El de Arabella fue el último libreto que le dejó Hofmannsthal antes de morir. Después Strauss encontró en Stefan Zweig a un nuevo libretista para su comedia La mujer silenciosa (1934), pero el origen judío del escritor austriaco, a quien defendió de todos los ataques, le trajo notables problemas con las autoridades nazis. La relación de Strauss con el régimen siempre fue compleja: su hijo Franz se había casado con la hija de un conocido industrial hebreo, lo que mediatizaría su actitud ante los jerarcas del partido y tras la guerra le serviría de perfecta justificación para defender su postura ambigua y complaciente.

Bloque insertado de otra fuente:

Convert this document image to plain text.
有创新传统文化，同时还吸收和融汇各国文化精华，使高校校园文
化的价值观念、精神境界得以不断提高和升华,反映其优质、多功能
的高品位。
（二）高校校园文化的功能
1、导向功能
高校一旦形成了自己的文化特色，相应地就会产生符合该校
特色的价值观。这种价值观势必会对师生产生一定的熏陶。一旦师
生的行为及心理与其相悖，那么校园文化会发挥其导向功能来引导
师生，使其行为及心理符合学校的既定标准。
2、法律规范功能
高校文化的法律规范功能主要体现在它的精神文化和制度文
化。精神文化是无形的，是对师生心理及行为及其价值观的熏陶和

Fue nombrado Presidente de la Cámara de Música del Reich en 1933 y destituido de su cargo al año siguiente a causa del affaire Zweig, pero los vínculos no se rompieron jamás: Strauss se dejaba agasajar por los líderes del partido en sus fiestas, públicas y privadas, y hasta compuso música para los Juegos Olímpicos celebrados en Berlín en 1936. Ni los nazis se atrevieron a perder a una de las grandes figuras culturales que aún podían airear ante el mundo ni el compositor se sintió con ánimos para emigrar, como tantos otros hicieron, o para combatir más enérgicamente lo que después de la guerra calificaría como "el reinado de doce años de bestialidad, ignorancia y destrucción de la cultura por parte de los mayores criminales, durante el cual los dos mil años de la evolución cultural de Alemania llegaron a su fin".

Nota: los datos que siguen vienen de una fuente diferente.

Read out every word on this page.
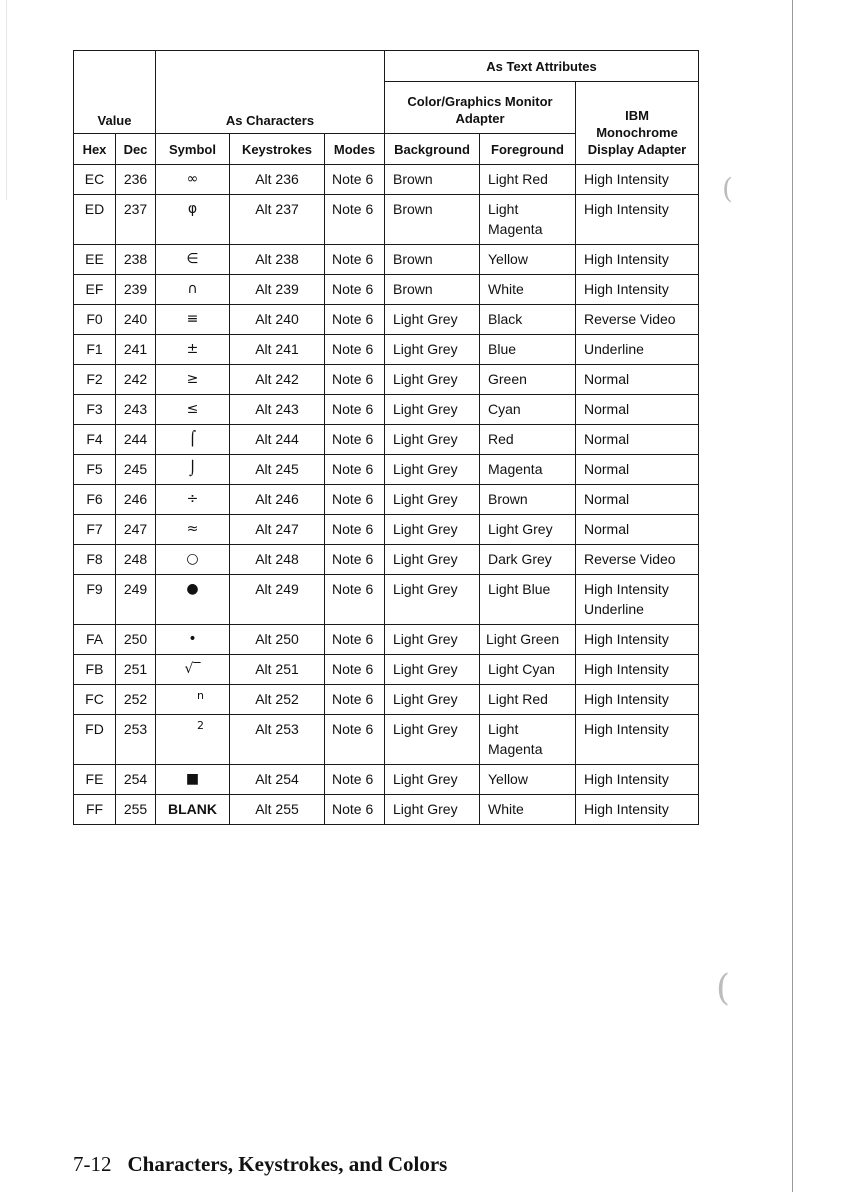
(
(
Value		As Characters			As Text Attributes		

					Color/Graphics Monitor Adapter		IBM Monochrome Display Adapter

Hex	Dec	Symbol	Keystrokes	Modes	Background	Foreground	
EC	236	∞	Alt 236	Note 6	Brown	Light Red	High Intensity
ED	237	φ	Alt 237	Note 6	Brown	Light Magenta	High Intensity
EE	238	∈	Alt 238	Note 6	Brown	Yellow	High Intensity
EF	239	∩	Alt 239	Note 6	Brown	White	High Intensity
F0	240	≡	Alt 240	Note 6	Light Grey	Black	Reverse Video
F1	241	±	Alt 241	Note 6	Light Grey	Blue	Underline
F2	242	≥	Alt 242	Note 6	Light Grey	Green	Normal
F3	243	≤	Alt 243	Note 6	Light Grey	Cyan	Normal
F4	244	⌠	Alt 244	Note 6	Light Grey	Red	Normal
F5	245	⌡	Alt 245	Note 6	Light Grey	Magenta	Normal
F6	246	÷	Alt 246	Note 6	Light Grey	Brown	Normal
F7	247	≈	Alt 247	Note 6	Light Grey	Light Grey	Normal
F8	248	○	Alt 248	Note 6	Light Grey	Dark Grey	Reverse Video
F9	249	●	Alt 249	Note 6	Light Grey	Light Blue	High Intensity Underline
FA	250	•	Alt 250	Note 6	Light Grey	Light Green	High Intensity
FB	251	√‾	Alt 251	Note 6	Light Grey	Light Cyan	High Intensity
FC	252	n	Alt 252	Note 6	Light Grey	Light Red	High Intensity
FD	253	2	Alt 253	Note 6	Light Grey	Light Magenta	High Intensity
FE	254	■	Alt 254	Note 6	Light Grey	Yellow	High Intensity
FF	255	BLANK	Alt 255	Note 6	Light Grey	White	High Intensity
7-12 Characters, Keystrokes, and Colors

Strauss sobrevivió al nazismo y a la guerra sin dejar de componer óperas: Día de paz y Dafne, ambas con libreto de Josef Gregor, vieron la luz en 1938; El amor de Dánae, también con libreto de Gregor, pero a partir de un antiguo texto de Hofmannsthal, tendría que haber sido representada durante la guerra pero no lo hizo hasta 1952; Capricho, una ligera (o profunda, según se mire) comedia con texto de Clemens Krauss sobre la propia naturaleza de la ópera, se estrenó en el terrible otoño de 1942. Después de 1945, aislado pero protegido por las fuerzas norteamericanas en su villa de Garmisch, el compositor escribiría aún algunas obras auténticamente singulares: las elegíacas Metamorfosis para 23 instrumentos de cuerdas, que terminó el mismo día de la muerte de Roosevelt en abril del 45; un ligero y elegante Concierto para oboe escrito a instancias de un soldado americano que había tocado el oboe en la orquesta de Pittsburgh; y las otoñales, maravillosas Cuatro últimas canciones, que cerraron su importante contribución al lied, representando a la vez el fin de toda una era estética (la del Romanticismo) y el de un género.

Más allá de todo eso, fallecido en Garmisch el 8 de septiembre de 1949, Strauss sobrevivió también a la vanguardia y sus denuestos ("Bombástico y jactancioso", lo crucificó Stravinski) para llegar al siglo XXI como uno de los más celebrados y fascinantes talentos que haya dado jamás Alemania a los universos cruzados de la ópera, la canción y la orquesta.